About Utah: His business is fun, games and sportsmanship

Published: Monday, Dec. 2 2013 7:00 a.m. MST

Rob Cuff, executive director of the Utah High School Activities Association, at the 2013 state football championships at Rice-Eccles Stadium, Nov. 14, 2013.

Tom Smart, Deseret News

MIDVALE — Among his earliest memories are bus rides on road trips with his dad, Bob, who taught math, science and P.E. and coached basketball and baseball for 38 years. His mother, Vicki, was also a career educator.

He participated in sports and music at Richfield High School, including playing on state championship football and basketball teams his junior year. He graduated in English from BYU and proceeded to teach English and coach at Mountain View High School in Orem, where his basketball teams won two state championships in seven years.

While he taught and coached, he earned a master's degree in education and served as an athletic administrator for the Bruins, one of the largest 5A schools at the time. Furthermore, he moonlighted as a football official, refereeing three state high school championship games.
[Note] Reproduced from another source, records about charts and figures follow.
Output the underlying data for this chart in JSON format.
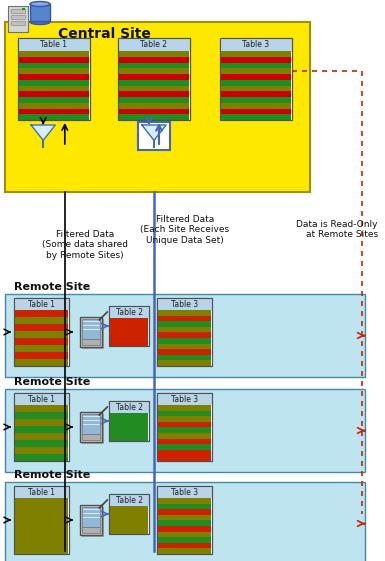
{
  "title": "Central Site",
  "remote_site_label": "Remote Site",
  "bg_yellow": "#FFE800",
  "bg_light_blue": "#BEE4F0",
  "table_header_color": "#B8D4E8",
  "table_border": "#505050",
  "filter_box_color": "#4466BB",
  "blue_line": "#4466BB",
  "black_line": "#000000",
  "red_dashed": "#CC2200",
  "ann1": "Filtered Data\n(Some data shared\nby Remote Sites)",
  "ann2": "Filtered Data\n(Each Site Receives\nUnique Data Set)",
  "ann3": "Data is Read-Only\nat Remote Sites",
  "row_colors_central": [
    "#808000",
    "#CC0000",
    "#228B22",
    "#808000",
    "#CC0000",
    "#228B22",
    "#808000",
    "#CC0000",
    "#228B22",
    "#808000",
    "#CC0000",
    "#228B22"
  ],
  "row_colors_rs1_t1": [
    "#CC2200",
    "#808000",
    "#CC2200",
    "#808000",
    "#CC2200",
    "#808000",
    "#CC2200",
    "#808000"
  ],
  "row_colors_rs1_t2": [
    "#CC2200",
    "#CC2200",
    "#CC2200",
    "#CC2200"
  ],
  "row_colors_rs1_t3": [
    "#808000",
    "#CC2200",
    "#228B22",
    "#808000",
    "#CC2200",
    "#228B22",
    "#808000",
    "#CC2200",
    "#228B22",
    "#808000"
  ],
  "row_colors_rs2_t1": [
    "#808000",
    "#228B22",
    "#808000",
    "#228B22",
    "#808000",
    "#228B22",
    "#808000",
    "#228B22"
  ],
  "row_colors_rs2_t2": [
    "#228B22",
    "#228B22",
    "#228B22",
    "#228B22"
  ],
  "row_colors_rs2_t3": [
    "#808000",
    "#228B22",
    "#808000",
    "#CC2200",
    "#228B22",
    "#808000",
    "#CC2200",
    "#228B22",
    "#CC2200",
    "#CC2200"
  ],
  "row_colors_rs3_t1": [
    "#808000",
    "#808000",
    "#808000",
    "#808000",
    "#808000",
    "#808000",
    "#808000",
    "#808000"
  ],
  "row_colors_rs3_t2": [
    "#808000",
    "#808000",
    "#808000",
    "#808000"
  ],
  "row_colors_rs3_t3": [
    "#808000",
    "#228B22",
    "#CC2200",
    "#808000",
    "#228B22",
    "#CC2200",
    "#808000",
    "#228B22",
    "#CC2200",
    "#808000"
  ]
}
With that history, is it any wonder that Rob Cuff would wind up running the Utah High School Activities Association?

He’s been executive director of the organization since 2009, following an eight-year apprenticeship as an assistant director. At 46, Cuff still qualifies as one of the youngest leaders of a state association in the country, but his lifelong immersion in virtually every aspect of high school sports also qualifies him as one of the most experienced.

In a conversation with the Deseret News, Cuff talked about the relationship among sports, activities and high schools, and offered his opinions and views on the current challenges that relationship faces.
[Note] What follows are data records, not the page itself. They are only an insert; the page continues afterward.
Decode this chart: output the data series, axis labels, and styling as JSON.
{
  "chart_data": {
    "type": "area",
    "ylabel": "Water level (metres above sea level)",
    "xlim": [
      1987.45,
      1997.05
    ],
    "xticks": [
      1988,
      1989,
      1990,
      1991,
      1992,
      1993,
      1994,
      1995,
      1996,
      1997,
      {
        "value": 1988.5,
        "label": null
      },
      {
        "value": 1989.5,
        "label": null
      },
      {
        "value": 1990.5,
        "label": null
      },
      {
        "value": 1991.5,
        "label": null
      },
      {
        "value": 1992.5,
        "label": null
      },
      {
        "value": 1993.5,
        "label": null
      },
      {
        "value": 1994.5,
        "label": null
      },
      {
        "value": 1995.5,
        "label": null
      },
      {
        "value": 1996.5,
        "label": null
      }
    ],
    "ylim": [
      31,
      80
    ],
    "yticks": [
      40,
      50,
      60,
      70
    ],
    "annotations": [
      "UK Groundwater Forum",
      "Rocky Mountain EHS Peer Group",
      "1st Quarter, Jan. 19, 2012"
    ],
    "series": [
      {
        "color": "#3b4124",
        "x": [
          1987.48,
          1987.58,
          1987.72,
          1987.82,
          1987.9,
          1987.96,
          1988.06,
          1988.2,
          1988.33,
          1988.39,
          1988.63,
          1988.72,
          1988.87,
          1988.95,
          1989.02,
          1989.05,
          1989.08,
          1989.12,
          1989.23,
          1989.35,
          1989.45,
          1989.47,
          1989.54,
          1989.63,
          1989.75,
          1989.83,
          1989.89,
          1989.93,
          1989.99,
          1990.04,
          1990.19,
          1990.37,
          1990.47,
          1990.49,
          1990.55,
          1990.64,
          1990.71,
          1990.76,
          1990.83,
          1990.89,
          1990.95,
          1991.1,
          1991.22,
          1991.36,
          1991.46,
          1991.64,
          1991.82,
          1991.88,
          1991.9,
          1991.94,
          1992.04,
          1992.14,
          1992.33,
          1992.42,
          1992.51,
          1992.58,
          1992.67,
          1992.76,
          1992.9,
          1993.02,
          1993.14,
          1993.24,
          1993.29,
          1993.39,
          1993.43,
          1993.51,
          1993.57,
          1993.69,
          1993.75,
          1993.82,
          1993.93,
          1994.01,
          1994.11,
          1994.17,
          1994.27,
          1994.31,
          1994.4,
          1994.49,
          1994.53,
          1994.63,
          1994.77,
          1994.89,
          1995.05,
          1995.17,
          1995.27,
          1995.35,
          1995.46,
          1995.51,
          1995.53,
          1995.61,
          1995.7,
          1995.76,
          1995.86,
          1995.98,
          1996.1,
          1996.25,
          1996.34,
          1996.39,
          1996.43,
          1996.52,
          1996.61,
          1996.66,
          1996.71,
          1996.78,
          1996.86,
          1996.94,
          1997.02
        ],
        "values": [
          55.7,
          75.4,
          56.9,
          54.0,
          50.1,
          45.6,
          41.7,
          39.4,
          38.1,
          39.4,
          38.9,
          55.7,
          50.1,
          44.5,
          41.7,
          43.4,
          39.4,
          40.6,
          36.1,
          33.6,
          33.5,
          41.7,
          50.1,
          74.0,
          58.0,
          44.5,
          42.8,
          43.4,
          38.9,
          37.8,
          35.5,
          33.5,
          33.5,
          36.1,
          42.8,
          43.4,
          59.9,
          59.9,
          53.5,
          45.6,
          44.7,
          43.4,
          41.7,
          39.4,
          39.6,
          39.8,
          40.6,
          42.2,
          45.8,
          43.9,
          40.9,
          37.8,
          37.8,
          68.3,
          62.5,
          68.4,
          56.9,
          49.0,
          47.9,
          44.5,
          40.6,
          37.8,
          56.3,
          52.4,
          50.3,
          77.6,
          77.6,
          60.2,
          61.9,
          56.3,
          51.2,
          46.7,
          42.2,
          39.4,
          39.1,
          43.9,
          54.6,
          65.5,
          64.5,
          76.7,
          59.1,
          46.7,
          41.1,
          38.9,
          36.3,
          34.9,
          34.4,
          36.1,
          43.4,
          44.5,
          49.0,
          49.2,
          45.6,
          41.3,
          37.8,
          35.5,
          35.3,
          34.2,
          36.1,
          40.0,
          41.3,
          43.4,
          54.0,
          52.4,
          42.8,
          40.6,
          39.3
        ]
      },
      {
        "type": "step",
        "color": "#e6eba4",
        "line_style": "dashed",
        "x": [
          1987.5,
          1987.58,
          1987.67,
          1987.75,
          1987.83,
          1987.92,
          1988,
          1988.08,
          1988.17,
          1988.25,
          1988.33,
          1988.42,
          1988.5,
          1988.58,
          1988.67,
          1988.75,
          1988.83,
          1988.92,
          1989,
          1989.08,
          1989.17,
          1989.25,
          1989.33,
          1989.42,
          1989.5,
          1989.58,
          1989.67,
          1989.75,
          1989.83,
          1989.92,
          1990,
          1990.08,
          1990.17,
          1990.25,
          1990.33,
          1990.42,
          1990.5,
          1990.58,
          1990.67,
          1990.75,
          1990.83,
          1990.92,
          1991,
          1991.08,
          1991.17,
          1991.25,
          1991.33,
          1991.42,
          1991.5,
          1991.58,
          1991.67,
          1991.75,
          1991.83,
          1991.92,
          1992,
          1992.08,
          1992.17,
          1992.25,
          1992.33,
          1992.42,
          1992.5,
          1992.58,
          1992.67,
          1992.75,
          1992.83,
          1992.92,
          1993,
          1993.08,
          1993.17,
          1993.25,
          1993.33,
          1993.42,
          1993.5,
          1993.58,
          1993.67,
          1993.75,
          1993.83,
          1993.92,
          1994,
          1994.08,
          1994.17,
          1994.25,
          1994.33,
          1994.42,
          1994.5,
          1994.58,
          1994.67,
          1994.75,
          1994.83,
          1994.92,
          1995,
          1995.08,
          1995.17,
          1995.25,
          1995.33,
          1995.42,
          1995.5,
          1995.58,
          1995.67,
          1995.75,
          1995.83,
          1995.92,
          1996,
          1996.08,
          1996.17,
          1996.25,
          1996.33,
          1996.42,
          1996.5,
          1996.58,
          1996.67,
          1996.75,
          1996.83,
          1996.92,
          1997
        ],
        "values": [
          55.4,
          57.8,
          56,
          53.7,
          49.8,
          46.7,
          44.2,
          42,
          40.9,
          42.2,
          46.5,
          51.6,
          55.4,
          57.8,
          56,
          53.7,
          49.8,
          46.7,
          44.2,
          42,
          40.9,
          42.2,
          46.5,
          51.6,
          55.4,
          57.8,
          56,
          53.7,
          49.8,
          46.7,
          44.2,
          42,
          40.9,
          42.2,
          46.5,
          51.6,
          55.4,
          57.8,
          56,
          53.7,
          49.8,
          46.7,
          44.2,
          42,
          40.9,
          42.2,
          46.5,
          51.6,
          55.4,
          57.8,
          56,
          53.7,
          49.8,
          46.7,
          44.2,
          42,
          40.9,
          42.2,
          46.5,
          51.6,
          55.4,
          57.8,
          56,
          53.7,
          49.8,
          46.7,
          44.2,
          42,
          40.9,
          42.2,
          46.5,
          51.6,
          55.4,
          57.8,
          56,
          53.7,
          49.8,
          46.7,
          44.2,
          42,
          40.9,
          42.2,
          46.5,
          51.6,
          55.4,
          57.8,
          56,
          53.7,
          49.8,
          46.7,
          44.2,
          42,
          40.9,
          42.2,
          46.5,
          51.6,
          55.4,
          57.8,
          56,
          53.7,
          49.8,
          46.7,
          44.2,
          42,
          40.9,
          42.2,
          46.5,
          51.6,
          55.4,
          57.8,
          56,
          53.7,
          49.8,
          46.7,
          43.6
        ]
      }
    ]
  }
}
DN: Thank you for your time today and agreeing to talk with us. Given your background, is it fair to say this is your dream job?

RC: Well, it was a very tough decision for me to leave high school coaching, so that was difficult. But when the UHSAA decided to add another assistant in 2001 I knew those kinds of jobs didn’t open up that often. I decided to apply, and if I was offered the job I’d be willing to give up coaching. And that’s what happened. It’s turned out to be a really natural fit for me. Everything about it is in my blood, I guess you could say.

DN: What aspect of it do you enjoy most?

RC: The relationships and the state tournaments. The relationships you get to develop and enjoy with administrators, officials, coaches, students, that really is the best part of the whole job. And being able to administer and supervise tournaments, for a lot of people it’s as good as Christmas. I remember as a young kid the week of the state (basketball) tournament going to BYU, riding the bus, getting out of school, following my dad around. Our family looked forward to that as much as we did Christmas. I still do. And now I can go to all of them. I get to be a part of the excitement over and over again.

DN: And the least enjoyable?

RC: The good and bad news of high school activities is that everyone has a passion, and when you have to make a decision there’s always going to be a division. Whatever it is, from realignment to transfer rules to the format and sites of the state tournaments, whatever decision is made, many will agree and many will disagree. No matter what is decided, based on our bylaws and policies, there will be some who support that and some who don’t. That is the most difficult part of the job, to balance everyone’s passion for high school activities.

DN: So, you need a thick skin for this job?